Wellllllllll, waddya know? It worked for me, too! I was kinda excited to read this thread cuz my 91 Sentra was doing the same thing and I bought a can of STP TB cleaner. Pulled the valve, soaked it a bit, and after sputtering a bit the engine ran more smoothly than ever! Thanks to all who replied to this post cuz it really made a difference!

BTW, I also shot my throttle body while I was at it. That thing was GUNKY 

Later!


----------



## Cuban_B_93_XE (Apr 24, 2003)

Im going to try and clean this tommorow with some Carb Cleaner. Anything i can spray down that could be clogging up? Also, i had all the fluids changed at 119,000. The car is now at 137,000. Should i get all the fluids changed as well as plugs, wires, etc...?


----------



## Cuban_B_93_XE (Apr 24, 2003)

Is this what i should be taking out and cleaning?


----------



## Cuban_B_93_XE (Apr 24, 2003)

is that the picture of the valve i need to take out?


----------



## 95 SentraB13 (Jun 14, 2002)

Yes! I'm about to go clean mine as well in a minute.

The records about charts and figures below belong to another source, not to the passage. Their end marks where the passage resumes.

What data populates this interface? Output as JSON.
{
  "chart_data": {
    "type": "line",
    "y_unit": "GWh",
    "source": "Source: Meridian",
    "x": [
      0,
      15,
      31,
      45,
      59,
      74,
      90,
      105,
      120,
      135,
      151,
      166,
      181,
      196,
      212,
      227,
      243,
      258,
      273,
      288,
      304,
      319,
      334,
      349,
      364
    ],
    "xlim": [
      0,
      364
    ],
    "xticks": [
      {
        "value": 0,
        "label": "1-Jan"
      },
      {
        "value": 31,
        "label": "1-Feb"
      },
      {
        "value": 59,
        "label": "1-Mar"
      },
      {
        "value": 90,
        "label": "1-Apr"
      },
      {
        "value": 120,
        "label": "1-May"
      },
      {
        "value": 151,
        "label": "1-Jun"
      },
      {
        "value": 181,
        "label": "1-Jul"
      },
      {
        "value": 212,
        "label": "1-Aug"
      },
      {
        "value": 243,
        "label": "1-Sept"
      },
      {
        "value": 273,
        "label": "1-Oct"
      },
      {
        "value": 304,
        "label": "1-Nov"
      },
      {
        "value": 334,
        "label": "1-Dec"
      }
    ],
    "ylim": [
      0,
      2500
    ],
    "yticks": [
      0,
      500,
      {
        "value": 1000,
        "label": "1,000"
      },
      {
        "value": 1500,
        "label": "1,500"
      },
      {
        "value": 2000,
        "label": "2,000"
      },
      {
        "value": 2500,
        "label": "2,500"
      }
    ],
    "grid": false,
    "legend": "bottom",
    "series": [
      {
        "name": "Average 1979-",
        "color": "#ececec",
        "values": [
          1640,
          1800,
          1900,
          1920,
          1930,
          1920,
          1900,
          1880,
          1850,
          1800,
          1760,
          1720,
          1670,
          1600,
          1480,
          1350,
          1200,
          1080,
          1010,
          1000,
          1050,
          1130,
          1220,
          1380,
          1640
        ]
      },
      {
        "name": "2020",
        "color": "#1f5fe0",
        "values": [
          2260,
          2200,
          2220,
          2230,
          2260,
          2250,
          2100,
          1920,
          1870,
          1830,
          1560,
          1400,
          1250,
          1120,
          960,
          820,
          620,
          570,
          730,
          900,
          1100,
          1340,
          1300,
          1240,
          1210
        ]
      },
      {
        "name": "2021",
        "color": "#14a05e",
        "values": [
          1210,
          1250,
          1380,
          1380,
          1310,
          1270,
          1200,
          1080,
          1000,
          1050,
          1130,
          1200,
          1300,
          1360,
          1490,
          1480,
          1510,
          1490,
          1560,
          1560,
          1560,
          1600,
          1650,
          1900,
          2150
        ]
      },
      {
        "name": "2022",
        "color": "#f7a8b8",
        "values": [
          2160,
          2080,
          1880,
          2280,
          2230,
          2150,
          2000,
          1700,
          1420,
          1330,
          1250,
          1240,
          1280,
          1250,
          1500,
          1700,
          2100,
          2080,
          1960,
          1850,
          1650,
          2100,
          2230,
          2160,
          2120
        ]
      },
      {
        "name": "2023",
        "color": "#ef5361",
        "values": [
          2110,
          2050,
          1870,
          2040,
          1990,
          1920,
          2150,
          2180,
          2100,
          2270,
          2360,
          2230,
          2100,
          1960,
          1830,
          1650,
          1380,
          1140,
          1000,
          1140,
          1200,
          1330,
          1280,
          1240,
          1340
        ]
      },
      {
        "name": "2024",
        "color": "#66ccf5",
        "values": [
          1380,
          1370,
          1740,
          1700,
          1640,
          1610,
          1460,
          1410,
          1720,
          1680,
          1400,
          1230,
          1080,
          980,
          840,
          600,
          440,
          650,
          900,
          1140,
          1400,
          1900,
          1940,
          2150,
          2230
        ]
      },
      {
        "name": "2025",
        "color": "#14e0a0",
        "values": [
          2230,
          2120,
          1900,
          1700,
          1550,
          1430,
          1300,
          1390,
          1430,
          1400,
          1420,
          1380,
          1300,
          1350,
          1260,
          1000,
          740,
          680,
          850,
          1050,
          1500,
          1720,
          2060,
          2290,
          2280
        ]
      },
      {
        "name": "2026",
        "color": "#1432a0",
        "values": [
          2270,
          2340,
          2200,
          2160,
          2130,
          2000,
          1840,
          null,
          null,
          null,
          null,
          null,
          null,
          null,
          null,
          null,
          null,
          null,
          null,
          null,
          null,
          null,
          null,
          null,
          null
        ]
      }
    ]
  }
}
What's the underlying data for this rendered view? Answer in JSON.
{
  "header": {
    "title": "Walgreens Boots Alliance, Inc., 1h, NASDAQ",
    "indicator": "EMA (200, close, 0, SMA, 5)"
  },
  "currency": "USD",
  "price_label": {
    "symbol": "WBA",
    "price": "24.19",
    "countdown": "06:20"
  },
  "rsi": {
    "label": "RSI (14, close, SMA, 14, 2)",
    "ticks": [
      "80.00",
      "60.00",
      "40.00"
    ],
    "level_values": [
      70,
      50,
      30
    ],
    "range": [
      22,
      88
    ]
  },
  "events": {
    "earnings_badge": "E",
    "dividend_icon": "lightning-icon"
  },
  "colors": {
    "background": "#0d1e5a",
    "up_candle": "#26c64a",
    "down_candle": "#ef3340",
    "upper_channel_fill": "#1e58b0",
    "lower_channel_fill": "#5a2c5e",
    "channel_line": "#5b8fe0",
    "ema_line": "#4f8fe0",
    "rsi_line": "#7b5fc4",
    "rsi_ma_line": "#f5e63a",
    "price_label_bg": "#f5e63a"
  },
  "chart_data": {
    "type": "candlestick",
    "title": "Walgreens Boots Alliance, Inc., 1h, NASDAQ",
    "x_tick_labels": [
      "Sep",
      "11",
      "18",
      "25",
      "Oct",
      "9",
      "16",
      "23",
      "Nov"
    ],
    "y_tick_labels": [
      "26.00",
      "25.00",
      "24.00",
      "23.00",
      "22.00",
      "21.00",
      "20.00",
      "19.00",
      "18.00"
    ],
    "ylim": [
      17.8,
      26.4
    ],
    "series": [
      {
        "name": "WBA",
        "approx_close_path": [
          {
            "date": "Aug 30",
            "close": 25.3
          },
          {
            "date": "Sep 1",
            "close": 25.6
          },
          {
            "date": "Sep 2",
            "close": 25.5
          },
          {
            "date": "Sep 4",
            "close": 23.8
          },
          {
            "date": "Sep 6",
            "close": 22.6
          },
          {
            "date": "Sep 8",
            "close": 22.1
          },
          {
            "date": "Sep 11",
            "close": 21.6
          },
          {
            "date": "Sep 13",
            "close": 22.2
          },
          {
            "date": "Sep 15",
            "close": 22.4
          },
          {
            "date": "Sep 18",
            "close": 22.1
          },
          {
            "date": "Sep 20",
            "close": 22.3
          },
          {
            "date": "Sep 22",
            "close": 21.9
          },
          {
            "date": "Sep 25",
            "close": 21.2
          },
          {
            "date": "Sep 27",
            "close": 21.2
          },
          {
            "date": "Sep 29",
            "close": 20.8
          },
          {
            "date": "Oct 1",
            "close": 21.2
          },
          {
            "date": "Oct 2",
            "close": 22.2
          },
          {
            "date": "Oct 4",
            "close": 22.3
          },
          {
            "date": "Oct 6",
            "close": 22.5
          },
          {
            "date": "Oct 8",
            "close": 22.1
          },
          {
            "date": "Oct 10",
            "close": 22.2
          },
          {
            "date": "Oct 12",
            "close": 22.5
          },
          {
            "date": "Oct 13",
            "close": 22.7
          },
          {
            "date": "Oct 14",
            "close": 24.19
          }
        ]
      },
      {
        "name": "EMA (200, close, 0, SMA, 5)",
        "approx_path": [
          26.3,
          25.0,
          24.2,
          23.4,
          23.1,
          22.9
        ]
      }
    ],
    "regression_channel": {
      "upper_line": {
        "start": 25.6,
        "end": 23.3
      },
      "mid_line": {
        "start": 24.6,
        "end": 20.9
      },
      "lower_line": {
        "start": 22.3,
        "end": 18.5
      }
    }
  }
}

I had it off yesterday but didn't fully disassemble and clean it.


----------



## mccartyfan (Sep 23, 2003)

Yep, that's the valve. Take off the 3 bolts and slide it off (towards the passenger side). You can kinda roll it over so the opening is up. Keep a rag beneath the whole thing. Spray the inside of the port. I sprayed enough until it was full and let it set for a minute or so. Then dump it out into the rag and spray it again to clean out the residue. The thing should be good and shiny by the time you're done with it. Once you get it all bolted back on, start it up. Mine took a bit of cranking, idled erratically, and stalled when I hit the throttle for the first minute or so but it smoothed out and now it runs great without the idle drop problem.


----------